The Guardian has more from the researchers on the value of this study:

"We have shown that it's possible to take skin cells from an elderly patient with advanced heart failure and end up with his own beating cells in a laboratory dish that are healthy and young – the equivalent to the stage his heart cells were in when he was just born," said Lior Gepstein, a cardiologist at Technion-Israel Institute of Technology in Haifa.

[...]

"More people are surviving following a heart attack than ever before and therefore the number of people living with a damaged heart and heart failure is increasing," said Nicholas Mills, a consultant cardiologist at Edinburgh University. "Unfortunately, the body has only very limited capacity to repair the heart following a heart attack. There is therefore an urgent need to develop effective and safe treatments to regenerate the heart."
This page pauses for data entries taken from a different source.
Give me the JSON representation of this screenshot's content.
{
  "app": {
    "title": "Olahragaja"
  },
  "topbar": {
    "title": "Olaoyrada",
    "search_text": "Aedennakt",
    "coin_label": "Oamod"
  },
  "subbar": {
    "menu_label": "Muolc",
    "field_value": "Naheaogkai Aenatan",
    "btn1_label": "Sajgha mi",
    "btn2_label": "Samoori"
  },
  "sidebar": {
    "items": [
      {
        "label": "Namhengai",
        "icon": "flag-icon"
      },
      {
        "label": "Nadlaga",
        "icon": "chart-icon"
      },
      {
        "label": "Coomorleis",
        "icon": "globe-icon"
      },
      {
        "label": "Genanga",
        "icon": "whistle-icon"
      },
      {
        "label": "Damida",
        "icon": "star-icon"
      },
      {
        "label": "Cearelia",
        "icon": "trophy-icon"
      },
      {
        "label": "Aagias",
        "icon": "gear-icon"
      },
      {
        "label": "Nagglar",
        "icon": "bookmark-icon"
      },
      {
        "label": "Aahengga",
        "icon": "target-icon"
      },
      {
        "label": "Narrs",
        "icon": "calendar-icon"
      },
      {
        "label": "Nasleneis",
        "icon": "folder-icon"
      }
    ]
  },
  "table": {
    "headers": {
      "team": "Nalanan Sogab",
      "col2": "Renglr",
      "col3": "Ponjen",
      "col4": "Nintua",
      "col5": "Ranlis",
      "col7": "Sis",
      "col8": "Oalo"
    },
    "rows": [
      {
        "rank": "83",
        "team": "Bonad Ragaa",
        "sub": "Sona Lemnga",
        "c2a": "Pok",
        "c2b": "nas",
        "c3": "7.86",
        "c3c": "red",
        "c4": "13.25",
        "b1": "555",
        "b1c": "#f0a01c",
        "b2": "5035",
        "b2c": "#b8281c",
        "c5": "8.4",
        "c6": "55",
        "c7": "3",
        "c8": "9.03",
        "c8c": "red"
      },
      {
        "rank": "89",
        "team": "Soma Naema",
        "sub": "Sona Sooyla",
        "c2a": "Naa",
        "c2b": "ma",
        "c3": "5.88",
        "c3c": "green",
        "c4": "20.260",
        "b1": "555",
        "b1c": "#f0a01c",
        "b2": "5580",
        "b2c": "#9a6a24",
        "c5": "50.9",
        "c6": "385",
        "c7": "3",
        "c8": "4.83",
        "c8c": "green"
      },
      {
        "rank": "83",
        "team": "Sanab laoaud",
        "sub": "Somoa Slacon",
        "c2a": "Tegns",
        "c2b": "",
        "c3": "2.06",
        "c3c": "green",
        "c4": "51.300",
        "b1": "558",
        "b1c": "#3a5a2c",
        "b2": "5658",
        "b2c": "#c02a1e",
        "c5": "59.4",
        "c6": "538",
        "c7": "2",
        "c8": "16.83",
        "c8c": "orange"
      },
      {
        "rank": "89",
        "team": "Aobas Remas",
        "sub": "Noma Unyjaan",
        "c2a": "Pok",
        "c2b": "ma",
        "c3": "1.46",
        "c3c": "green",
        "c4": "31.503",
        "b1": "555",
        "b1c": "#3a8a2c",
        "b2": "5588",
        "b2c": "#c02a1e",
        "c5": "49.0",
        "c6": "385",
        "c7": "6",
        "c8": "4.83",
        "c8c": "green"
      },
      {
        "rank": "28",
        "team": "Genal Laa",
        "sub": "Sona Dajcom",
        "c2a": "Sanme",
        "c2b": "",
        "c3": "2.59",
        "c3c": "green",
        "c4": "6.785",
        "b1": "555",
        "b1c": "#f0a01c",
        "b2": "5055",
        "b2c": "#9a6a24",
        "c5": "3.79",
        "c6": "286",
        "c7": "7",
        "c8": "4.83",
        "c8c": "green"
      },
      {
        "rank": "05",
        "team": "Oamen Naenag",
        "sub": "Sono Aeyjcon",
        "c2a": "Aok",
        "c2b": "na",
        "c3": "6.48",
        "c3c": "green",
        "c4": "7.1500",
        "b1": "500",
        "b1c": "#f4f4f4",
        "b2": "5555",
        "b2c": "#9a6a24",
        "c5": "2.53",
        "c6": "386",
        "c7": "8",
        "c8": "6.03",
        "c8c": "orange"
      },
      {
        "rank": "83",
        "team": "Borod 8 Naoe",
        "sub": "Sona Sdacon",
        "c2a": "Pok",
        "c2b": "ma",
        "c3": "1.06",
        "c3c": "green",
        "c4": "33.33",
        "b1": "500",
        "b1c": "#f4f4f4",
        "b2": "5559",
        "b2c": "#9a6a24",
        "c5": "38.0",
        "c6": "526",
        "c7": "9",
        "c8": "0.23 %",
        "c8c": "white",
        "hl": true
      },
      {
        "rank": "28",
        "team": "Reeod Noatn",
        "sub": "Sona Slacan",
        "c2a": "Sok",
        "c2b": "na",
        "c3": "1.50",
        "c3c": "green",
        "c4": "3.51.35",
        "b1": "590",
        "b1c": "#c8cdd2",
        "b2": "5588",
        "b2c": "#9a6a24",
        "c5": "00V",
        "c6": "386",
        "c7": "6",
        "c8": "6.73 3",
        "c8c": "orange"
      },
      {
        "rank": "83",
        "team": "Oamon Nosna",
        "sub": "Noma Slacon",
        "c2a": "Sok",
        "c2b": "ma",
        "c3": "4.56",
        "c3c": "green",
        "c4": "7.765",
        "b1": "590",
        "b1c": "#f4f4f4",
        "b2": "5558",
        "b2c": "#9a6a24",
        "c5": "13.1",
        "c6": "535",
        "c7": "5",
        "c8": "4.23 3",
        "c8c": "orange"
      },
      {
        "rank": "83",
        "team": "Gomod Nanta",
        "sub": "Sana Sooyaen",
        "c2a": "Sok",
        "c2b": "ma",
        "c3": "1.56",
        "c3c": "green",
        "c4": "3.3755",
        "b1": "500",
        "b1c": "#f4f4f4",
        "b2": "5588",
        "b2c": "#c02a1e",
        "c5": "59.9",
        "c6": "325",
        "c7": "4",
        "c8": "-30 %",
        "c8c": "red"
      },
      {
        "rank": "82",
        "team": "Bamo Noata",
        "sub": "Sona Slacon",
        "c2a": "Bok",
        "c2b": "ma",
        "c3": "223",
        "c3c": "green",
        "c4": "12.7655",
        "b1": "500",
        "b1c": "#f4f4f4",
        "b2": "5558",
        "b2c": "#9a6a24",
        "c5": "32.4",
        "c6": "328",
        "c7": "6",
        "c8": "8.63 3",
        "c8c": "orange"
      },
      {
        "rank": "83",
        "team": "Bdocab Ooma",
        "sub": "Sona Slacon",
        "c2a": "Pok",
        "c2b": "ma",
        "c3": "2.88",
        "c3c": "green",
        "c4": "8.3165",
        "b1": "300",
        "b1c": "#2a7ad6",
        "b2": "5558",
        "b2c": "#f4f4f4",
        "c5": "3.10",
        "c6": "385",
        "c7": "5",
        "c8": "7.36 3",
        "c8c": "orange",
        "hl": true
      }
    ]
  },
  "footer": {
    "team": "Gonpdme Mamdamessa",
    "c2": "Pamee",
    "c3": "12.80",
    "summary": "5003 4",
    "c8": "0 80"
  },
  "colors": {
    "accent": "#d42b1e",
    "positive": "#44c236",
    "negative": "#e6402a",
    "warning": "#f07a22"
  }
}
"This technology needs to be refined before it can be used for the treatment of patients with heart failure, but these findings are encouraging and take us a step closer to our goal of identifying an effective means of repairing the heart and limiting the consequences of heart failure," he added.

Fox News explains that since these "human-induced pluripotent stem cells" are taken from the patient's own body, there is less of a risk for rejection.

Although encouraged by what they have found, it could still be upwards of a decade before this treatment would be available to the public. Among the tests for safety and efficacy, the Guardian reports other concerns include reprogramming cells resulting in tumors. It also states that developments would need to be made to mass produce cells in this manner since since about 1 billion cells are damaged in a heart attack. Gepstein told Fox that the human heart has about 4 billion cells in total.

This research was published in the European Heart Journal.